Before you buy a used car from a car dealer, you should understand a little about pricing. A franchise dealer with a used car operation will usually price his cars at a certain percentage more thanwhat the car is deemed to be worth on the wholesale market.
The wholesale value of a car is usually determined by factors such as the demand for the car coupled with the age, make, model, options, mileage and general condition. The dealer’s markup on a used car, van or pickup is frequently determined by any or all of several factors.
- The price the dealer paid to acquire the car. He might have taken it in trade against a new car — which means that he accepted the car in lieu of cash or he might have purchased it from a private seller, a wholesaler or bought it at auction.
- The dealer adds what it has cost him to repair and recondition the car.
- The dealeradds a markup to cover his profit objectives and to pay for his overhead.
The markup will also reflect such things as the condition of the car, the mileage, the make, model, options and most important, the market demand. The point, simply, is that used car markups will vary greatly for any number of factors. Your objective is to discover what has it cost him to buy and recondition the car and put it on his lot. That will give you the basis for planning your negotiation.
Many dealers will also include a “negotiation pad” in their markups. They recognize that most people won’t buy a car — new or used — unless they feel they’re buying it for less than the advertised price. So a dealer will build in a large enough cushion to give the buyer a discount and still end up with whatever he considers to be a reasonable, or maybe even a more than reasonable, profit.
Insider information on pricing
The key to a dealer’s survival and profitability in the used car business is to buy used cars at or below what the industry calls the “wholesale price” and then to sell them at a retail price that, in the final analysis, is whatever a buyer will pay. Here is an actual example:
I tracked a GM car that was purchased by a dealer for $9,500. After spending $400 for repairs and reconditioning, he put it on the lot at $13,800. That’s a markup over his purchase cost of more than 45 percent!
The used car sales manager confided that this markup gave him built-in room for negotiation. A buyer finally appeared, and after a negotiated agreement, bought the car for $12,450. The customer felt he’d gotten a deal and the seller said nothing to disabuse him of that notion.
Determining the “wholesale” price
Whether you buy from a private owner or a dealer, one of the most important pieces of information you can have is the current “wholesale” price of the car in your area of the country. One source of auto price information is the car loan department of your bank. They will usually have all the latest price books and possibly even auction reports that show what various makes are bringing on the auction market.
The industry uses any of several books as price guides: The “NADA Official Used Car Guide,” “National Auto Research Black Book,” “Kelley Blue Book Auto Market Report” and “Galves Auto Price List.” These books — also available online — purport to reflect the average wholesale prices that various cars are bringing across the country.
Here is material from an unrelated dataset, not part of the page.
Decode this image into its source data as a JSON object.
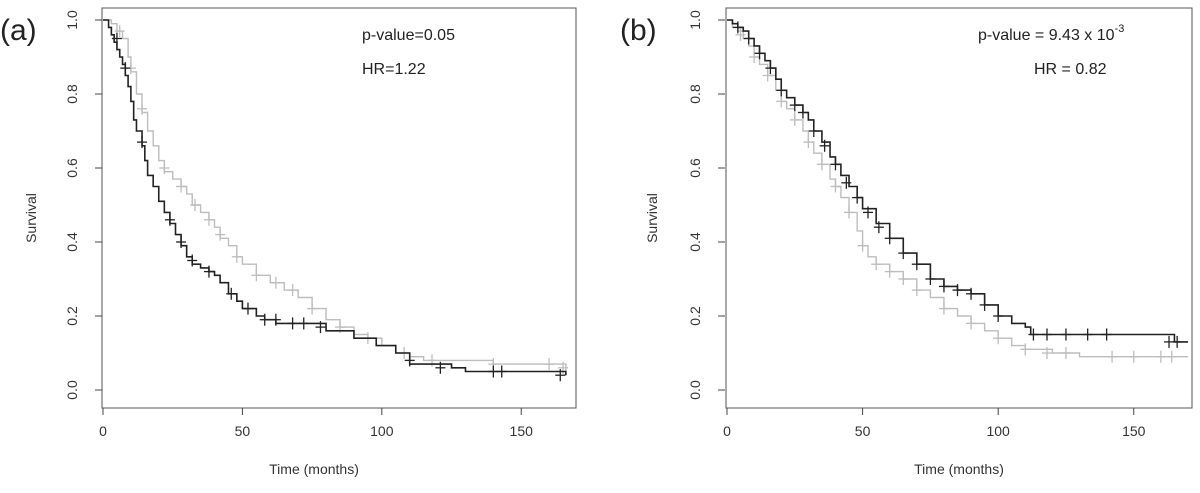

The only problem is that they usually don’t agree on a set price.
Compare the suggested wholesale prices for a 2000 Chevrolet four-door Lumina from the same month:
- Kelley Blue Book : $7,875 [Tends to reflect West Coast prices]
- NADA: $6,875 [Combination of auction and dealer reports]
- Black Book: $5,650 to $8,850 [Dealer auction sales reports]
Consumer price books and Internet websites
You can find used car price books on your newsstand or on various Internet sites, e.g., Edmunds.com. For example, Edmund’s wholesale price for a 2000 Lumina is $7,387. Their figures provide a general range, but they may not present a true picture of any given car’s “real” price because they cannot account for the myriad factors that impact the dealer’s costs.